Ahhh its an exciting yet scary time at the moment in the Field Gillard household!
Today in the early morning I was awake nervously waiting to hear my brother get up to get ready to hear if he got the correct grades to get into uni. I was probably just as nervous as him but have tried to hide it well over the past few weeks, tried to make him feel as its not a big deal as he is young and has loads of opportunity's to choose from still.
So he got up and shared the great news that he got into Portsmouth uni! WOOO! Happy was an understatement, you could tell that he was relieved that all the stress, studying and late nights paid off and I am unbelievably proud of the kid! To be honest with you, he is the reason why I chose to stay at college and go to uni, he's a smart dude and I wanted to show him that I his big sister will chase for something big also.

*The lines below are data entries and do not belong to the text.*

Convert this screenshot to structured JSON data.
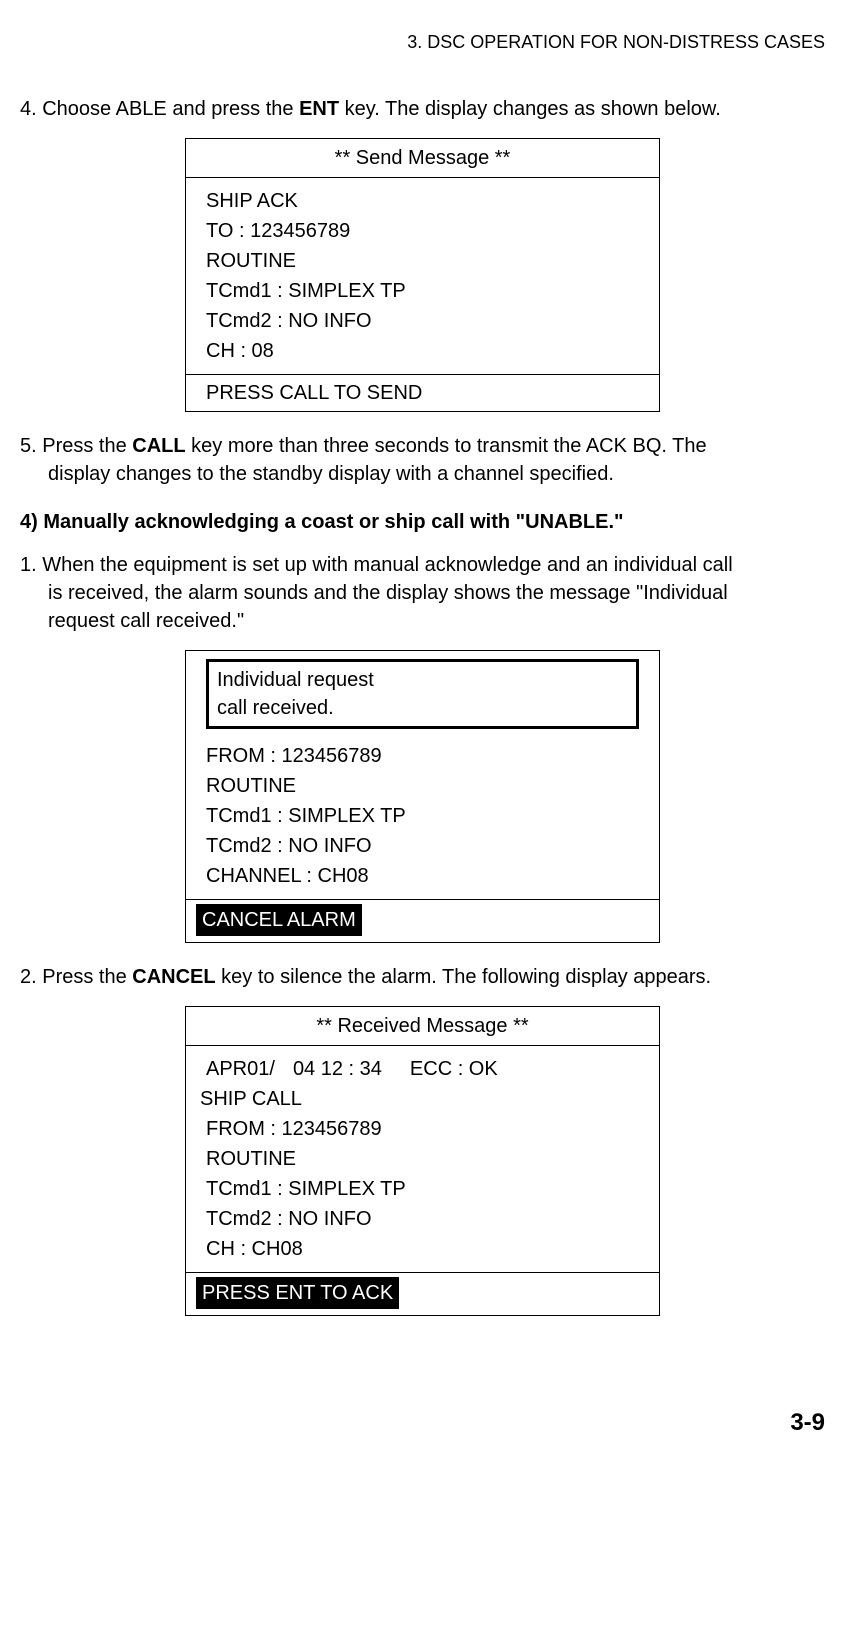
{
  "header": "3. DSC OPERATION FOR NON-DISTRESS CASES",
  "step4": {
    "prefix": "4. Choose ABLE and press the ",
    "bold": "ENT",
    "suffix": " key. The display changes as shown below."
  },
  "display1": {
    "title": "** Send Message **",
    "lines": {
      "l1": "SHIP ACK",
      "l2": "TO : 123456789",
      "l3": "ROUTINE",
      "l4": "TCmd1 : SIMPLEX TP",
      "l5": "TCmd2 : NO INFO",
      "l6": "CH : 08"
    },
    "footer": "PRESS CALL TO SEND"
  },
  "step5": {
    "prefix": "5. Press the ",
    "bold": "CALL",
    "suffix1": " key more than three seconds to transmit the ACK BQ. The",
    "line2": "display changes to the standby display with a channel specified."
  },
  "section_heading": "4) Manually acknowledging a coast or ship call with \"UNABLE.\"",
  "step1b": {
    "line1": "1. When the equipment is set up with manual acknowledge and an individual call",
    "line2": "is received, the alarm sounds and the display shows the message \"Individual",
    "line3": "request call received.\""
  },
  "display2": {
    "notice_l1": "Individual request",
    "notice_l2": "call received.",
    "lines": {
      "l1": "FROM : 123456789",
      "l2": "ROUTINE",
      "l3": "TCmd1 : SIMPLEX TP",
      "l4": "TCmd2 : NO INFO",
      "l5": "CHANNEL : CH08"
    },
    "footer": "CANCEL ALARM"
  },
  "step2b": {
    "prefix": "2. Press the ",
    "bold": "CANCEL",
    "suffix": " key to silence the alarm. The following display appears."
  },
  "display3": {
    "title": "** Received Message **",
    "timestamp_a": "APR01/",
    "timestamp_b": "04 12 : 34",
    "timestamp_c": "ECC : OK",
    "lines": {
      "l1": "SHIP CALL",
      "l2": "FROM : 123456789",
      "l3": "ROUTINE",
      "l4": "TCmd1 : SIMPLEX TP",
      "l5": "TCmd2 : NO INFO",
      "l6": "CH : CH08"
    },
    "footer": "PRESS ENT TO ACK"
  },
  "page_number": "3-9"
}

So that's it, me and Danny boy shall be parting ways on our own two feet to study in the big world of university. Although I am so excited to make new friends, studying something that I am passionate for and to be living on my own with a bunch of other likewise students.......... I am also freaking out, and somewhat nervous about where ill be returning home and when ill be seeing my family and friends again. A bit dramatic I know.. as its not like I'm never going to see them again hahaa!
Anyway, these couple of weeks have been very eye-opening to me, things are going to change rather fast, and after spending a couple of days with my family I have started to make me realise that somethings are just are not worth worrying about.
I like to think I'm the type of person who supports people and tries to make them feel good about themselves, I I'm not perfect and make mistakes, but recently I feel that sometimes I tend to let people make me feel bad about myself and I tend to take it to heart which is my fault I know because I don't stick up for myself. Being with family really helped me see that time is better spent with people who are nice to you all the time. Its always fun to laugh at each other and I have no problem with laughing at myself, but when there is a line that is crossed it makes you rethink things, and life's way to short to be with people that make you feel bad about yourself. Which is why from now on I'm going to focus my attention on the people that like me for being weird, and strange and laugh about it, not the ones who see being that way as a negative thing.
Whats been most great for me in these couple of weeks has been spending time with my brother. We've both been very busy in our own little lives these past couple of years and I don't think we've really spent that much time together, so it was nice playing a pointless game of catch, taking stupid pictures and playing a game of cards, simple activities but nice. Even though I embarrass him on probably a daily bases and he annoys me by telling me off for being stupid... I'm gonna miss the kid when we go away!
University will be the time of making friends, staying in touch with my friends/family and finding out what I'm good at and what I'm not.......... and I'm so looking forward to this adventure.